In-PACTE saison 2 : Confinement et violences conjugales

Publié par Laboratoire Pacte, le 8 décembre 2021   250

Ce dernier épisode d’In-PACTE met le focus sur deux sujets d’actualité, en donnant la parole à Marion Tillous, maitresse de conférences en géographie et études de genre. En effet, Marion a mené une recherche sur les violences conjugales lors du confinement, retenue par l’Agence Nationale de la Recherche (ANR) pour recevoir un financement de la Fondation de France. 

 Au-delà du conflit, quand la hiérarchie s’installe

 Il est courant d’observer des conflits dans les couples, en particulier au moment des divorces, mais ils sont à distinguer des violences conjugales. En effet, les violences reposent sur une hiérarchie qui s’établit entre les deux individus : un rapport de domination de l’un sur l’autre. On parle de contrôle coercitif pour décrire ce rapport de hiérarchie inter-individuel. Ce type de contrôle se traduit progressivement par une emprise complète sur tous les aspects de la vie de la victime, à tel point que la rupture devient impossible et inenvisageable. Un des éléments sur lequel repose ce contrôle, c'est la dimension de genre. Autrement dit, dans la majorité des cas, c'est un homme qui exerce de la violence sur une femme, parce qu'il va exploiter la différence de genre pour assigner la femme à son rôle au sein du couple, par exemple celui de faire la cuisine, de s'occuper des enfants, du ménage… En lui imposant sa conduite, il la renvoie à un rôle sur lequel il fait peser un très grand nombre d'injonctions qui sont, par ailleurs, souvent contradictoires.

 

Une étude ancrée dans la crise sanitaire

Pour étudier les violences conjugales, Marion a fixé son cadre de recherche sur deux départements : la Haute-Garonne et l’Isère. Un choix motivé par la différence géographique des deux territoires, tout autant que par leurs points communs en terme de dynamique de prise en charge des violences conjugales, notamment au travers d’un riche réseau associatif. En outre, le projet de recherche reposait sur trois axes. Dans un premier temps, une analyse des effets du confinement et de la pandémie sur les pratiques des victimes a été conduite, sous forme d’entretiens semi-directifs. Ensuite, un examen des politiques publiques, mises en place en réponse aux violences conjugales dans ce contexte de crise sanitaire, a été réalisé en appliquant la même méthode. Enfin, c’est l’impact de cette crise sur la mobilité qui a été examiné au travers, cette fois, d’une démarche quantitative grâce à des questionnaires.

 

Un « confinement sans fin »

Les premiers résultats de l’étude confirment l’exercice d’un contrôle spatial strict sur les victimes, qui peut être direct (interdiction de fréquenter certains endroits ou de s’absenter plus d’un certain temps), mais également indirect, notamment en privant la victime de ses liens avec ses proches. De plus, le cumul du dénigrement et des insultes qu’elle subit lui font, à terme, perdre confiance en elle au point qu’elle ne cherche plus à se déplacer pas ses propres moyens. En ce sens, le confinement a donc été renforcé par la stratégie de l’Etat pour lutter contre la crise sanitaire, en réduisant les déplacements hors de la sphère privée, en imposant de décliner les motifs de son déplacement… Des directives qui sont entrées en résonance avec les logiques des agresseurs, tandis que les victimes se sont trouvées sans coulisses, c'est à dire sans possibilité d'échapper au regard d’un agresseur qui se trouvait en permanence au domicile. De fait, l'emprise spatiale à l'intérieur du logement des agresseurs s'est elle aussi étendue.
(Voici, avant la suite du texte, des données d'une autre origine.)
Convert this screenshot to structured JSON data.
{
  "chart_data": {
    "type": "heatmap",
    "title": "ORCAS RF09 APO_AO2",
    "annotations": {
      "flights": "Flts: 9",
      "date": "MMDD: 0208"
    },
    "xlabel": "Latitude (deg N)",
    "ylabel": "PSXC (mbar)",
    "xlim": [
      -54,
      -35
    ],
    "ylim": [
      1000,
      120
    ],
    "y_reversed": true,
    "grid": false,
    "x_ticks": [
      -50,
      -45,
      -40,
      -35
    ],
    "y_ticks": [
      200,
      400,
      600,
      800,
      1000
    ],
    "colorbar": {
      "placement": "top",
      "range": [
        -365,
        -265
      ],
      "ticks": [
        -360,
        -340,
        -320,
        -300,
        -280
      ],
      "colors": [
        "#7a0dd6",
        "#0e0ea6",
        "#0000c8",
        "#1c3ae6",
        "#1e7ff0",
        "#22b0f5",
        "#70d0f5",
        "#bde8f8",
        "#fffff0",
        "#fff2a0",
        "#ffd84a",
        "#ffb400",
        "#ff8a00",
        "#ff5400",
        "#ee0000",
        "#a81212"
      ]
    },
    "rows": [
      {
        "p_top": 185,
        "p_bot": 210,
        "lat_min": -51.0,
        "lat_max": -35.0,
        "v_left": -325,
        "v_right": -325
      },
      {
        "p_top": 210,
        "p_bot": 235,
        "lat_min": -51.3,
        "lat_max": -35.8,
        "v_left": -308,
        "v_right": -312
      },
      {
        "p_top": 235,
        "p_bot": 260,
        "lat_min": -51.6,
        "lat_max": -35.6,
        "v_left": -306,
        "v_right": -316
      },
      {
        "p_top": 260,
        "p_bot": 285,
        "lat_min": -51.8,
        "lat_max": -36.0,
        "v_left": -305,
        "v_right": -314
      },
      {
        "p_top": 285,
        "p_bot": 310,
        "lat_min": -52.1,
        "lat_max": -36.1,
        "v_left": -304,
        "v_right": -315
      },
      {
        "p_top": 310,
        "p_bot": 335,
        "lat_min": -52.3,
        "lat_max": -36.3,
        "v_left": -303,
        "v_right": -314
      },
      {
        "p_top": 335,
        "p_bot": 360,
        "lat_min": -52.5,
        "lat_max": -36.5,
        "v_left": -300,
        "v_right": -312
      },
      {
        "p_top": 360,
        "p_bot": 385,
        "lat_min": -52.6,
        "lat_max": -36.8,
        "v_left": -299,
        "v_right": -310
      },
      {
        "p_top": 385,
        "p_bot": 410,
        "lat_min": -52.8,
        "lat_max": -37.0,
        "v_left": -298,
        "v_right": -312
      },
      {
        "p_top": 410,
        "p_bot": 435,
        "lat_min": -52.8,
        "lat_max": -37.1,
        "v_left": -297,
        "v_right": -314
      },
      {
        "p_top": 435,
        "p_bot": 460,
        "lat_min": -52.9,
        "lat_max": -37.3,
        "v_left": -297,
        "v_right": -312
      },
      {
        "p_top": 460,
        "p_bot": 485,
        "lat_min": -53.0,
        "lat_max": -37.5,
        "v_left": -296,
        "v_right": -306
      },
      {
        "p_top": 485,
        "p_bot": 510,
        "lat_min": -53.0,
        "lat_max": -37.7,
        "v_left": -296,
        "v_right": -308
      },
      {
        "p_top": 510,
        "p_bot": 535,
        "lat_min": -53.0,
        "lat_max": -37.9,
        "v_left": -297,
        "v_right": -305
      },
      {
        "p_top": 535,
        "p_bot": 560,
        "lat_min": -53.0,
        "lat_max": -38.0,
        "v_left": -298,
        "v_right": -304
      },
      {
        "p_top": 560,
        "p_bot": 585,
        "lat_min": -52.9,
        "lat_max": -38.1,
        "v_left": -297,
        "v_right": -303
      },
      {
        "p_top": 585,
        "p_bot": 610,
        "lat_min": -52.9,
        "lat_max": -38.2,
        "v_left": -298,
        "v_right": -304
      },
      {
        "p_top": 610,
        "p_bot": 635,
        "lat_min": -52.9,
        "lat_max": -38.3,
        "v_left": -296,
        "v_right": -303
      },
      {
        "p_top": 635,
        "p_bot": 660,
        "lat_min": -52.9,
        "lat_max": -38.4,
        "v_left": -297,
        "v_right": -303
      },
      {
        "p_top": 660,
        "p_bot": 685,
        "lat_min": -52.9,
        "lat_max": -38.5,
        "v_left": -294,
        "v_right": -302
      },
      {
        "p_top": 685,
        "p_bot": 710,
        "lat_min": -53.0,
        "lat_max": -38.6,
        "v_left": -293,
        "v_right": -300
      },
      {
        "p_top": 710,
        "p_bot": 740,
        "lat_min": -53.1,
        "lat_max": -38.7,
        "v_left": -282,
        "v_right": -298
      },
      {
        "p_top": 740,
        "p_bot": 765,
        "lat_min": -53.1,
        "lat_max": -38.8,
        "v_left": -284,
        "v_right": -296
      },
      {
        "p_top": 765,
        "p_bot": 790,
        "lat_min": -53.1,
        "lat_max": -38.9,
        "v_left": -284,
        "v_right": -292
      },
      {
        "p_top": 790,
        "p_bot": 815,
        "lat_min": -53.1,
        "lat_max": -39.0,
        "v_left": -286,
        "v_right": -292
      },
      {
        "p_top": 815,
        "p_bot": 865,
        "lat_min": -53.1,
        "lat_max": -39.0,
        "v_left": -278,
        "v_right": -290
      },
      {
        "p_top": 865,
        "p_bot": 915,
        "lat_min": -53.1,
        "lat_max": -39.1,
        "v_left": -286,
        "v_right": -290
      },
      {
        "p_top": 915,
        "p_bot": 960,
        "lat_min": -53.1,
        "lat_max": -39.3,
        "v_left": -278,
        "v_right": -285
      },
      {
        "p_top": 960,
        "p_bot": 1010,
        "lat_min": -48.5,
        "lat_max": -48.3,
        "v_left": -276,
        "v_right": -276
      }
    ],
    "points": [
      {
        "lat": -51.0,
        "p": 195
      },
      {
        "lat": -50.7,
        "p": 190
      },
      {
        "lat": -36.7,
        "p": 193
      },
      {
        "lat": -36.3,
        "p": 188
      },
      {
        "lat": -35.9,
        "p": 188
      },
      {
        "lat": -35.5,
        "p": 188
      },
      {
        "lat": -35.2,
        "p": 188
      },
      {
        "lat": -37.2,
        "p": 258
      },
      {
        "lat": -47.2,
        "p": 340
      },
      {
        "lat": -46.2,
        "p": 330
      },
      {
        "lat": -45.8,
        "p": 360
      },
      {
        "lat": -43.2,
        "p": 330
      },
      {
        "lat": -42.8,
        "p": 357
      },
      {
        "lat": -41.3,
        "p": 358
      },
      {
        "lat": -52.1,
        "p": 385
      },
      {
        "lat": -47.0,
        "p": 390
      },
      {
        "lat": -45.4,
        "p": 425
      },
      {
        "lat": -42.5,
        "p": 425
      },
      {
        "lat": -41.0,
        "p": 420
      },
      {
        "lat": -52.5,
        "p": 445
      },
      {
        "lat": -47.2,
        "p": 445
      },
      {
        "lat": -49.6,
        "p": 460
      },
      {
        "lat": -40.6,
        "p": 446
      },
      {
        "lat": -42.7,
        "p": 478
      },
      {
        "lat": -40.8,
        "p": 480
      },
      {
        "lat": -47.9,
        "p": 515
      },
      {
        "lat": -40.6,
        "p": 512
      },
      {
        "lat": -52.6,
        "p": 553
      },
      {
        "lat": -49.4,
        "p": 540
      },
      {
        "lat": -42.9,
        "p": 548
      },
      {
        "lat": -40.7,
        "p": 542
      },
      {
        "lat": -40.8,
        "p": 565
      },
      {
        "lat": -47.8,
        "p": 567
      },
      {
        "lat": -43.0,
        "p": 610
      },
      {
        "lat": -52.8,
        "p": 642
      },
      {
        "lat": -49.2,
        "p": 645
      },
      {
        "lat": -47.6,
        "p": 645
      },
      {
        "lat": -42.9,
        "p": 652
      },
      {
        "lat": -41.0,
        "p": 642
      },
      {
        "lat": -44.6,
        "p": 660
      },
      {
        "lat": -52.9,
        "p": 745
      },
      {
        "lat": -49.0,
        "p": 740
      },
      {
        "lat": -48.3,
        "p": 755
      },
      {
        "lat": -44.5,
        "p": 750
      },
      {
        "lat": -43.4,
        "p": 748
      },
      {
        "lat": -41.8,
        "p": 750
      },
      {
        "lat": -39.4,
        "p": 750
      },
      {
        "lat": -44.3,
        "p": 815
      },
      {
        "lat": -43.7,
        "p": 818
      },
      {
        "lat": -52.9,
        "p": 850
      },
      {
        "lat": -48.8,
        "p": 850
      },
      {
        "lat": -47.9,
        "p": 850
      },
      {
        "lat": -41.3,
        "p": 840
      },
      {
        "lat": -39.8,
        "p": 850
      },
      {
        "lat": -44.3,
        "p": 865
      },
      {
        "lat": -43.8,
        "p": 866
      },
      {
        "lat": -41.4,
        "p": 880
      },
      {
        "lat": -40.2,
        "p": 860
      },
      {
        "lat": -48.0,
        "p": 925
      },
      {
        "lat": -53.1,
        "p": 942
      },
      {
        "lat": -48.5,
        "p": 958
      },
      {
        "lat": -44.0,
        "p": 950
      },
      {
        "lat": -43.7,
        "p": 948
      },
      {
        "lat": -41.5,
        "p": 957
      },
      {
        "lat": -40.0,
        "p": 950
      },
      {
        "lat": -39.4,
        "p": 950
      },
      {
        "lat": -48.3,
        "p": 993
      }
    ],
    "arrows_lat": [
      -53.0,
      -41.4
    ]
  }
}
 Par ailleurs, l'arrêt du travail et la fermeture des lieux publics des écoles a privé les victimes d'un regard extérieur salutaire. Moins de témoins des violences ou de leurs séquelles physiques, mais aussi moins de personnes qui reconnaissent la victime comme un sujet autonome sans la réduire à un corps. La fermeture des écoles et la présence de la famille en permanence à la maison ont aussi occasionné une hausse du travail domestique que les femmes ont dû assumer ; autant de facteurs à prendre en considération dans les stratégies de lutte contre les violences domestiques à l’heure ou le confinement est, pour le moment, derrière nous.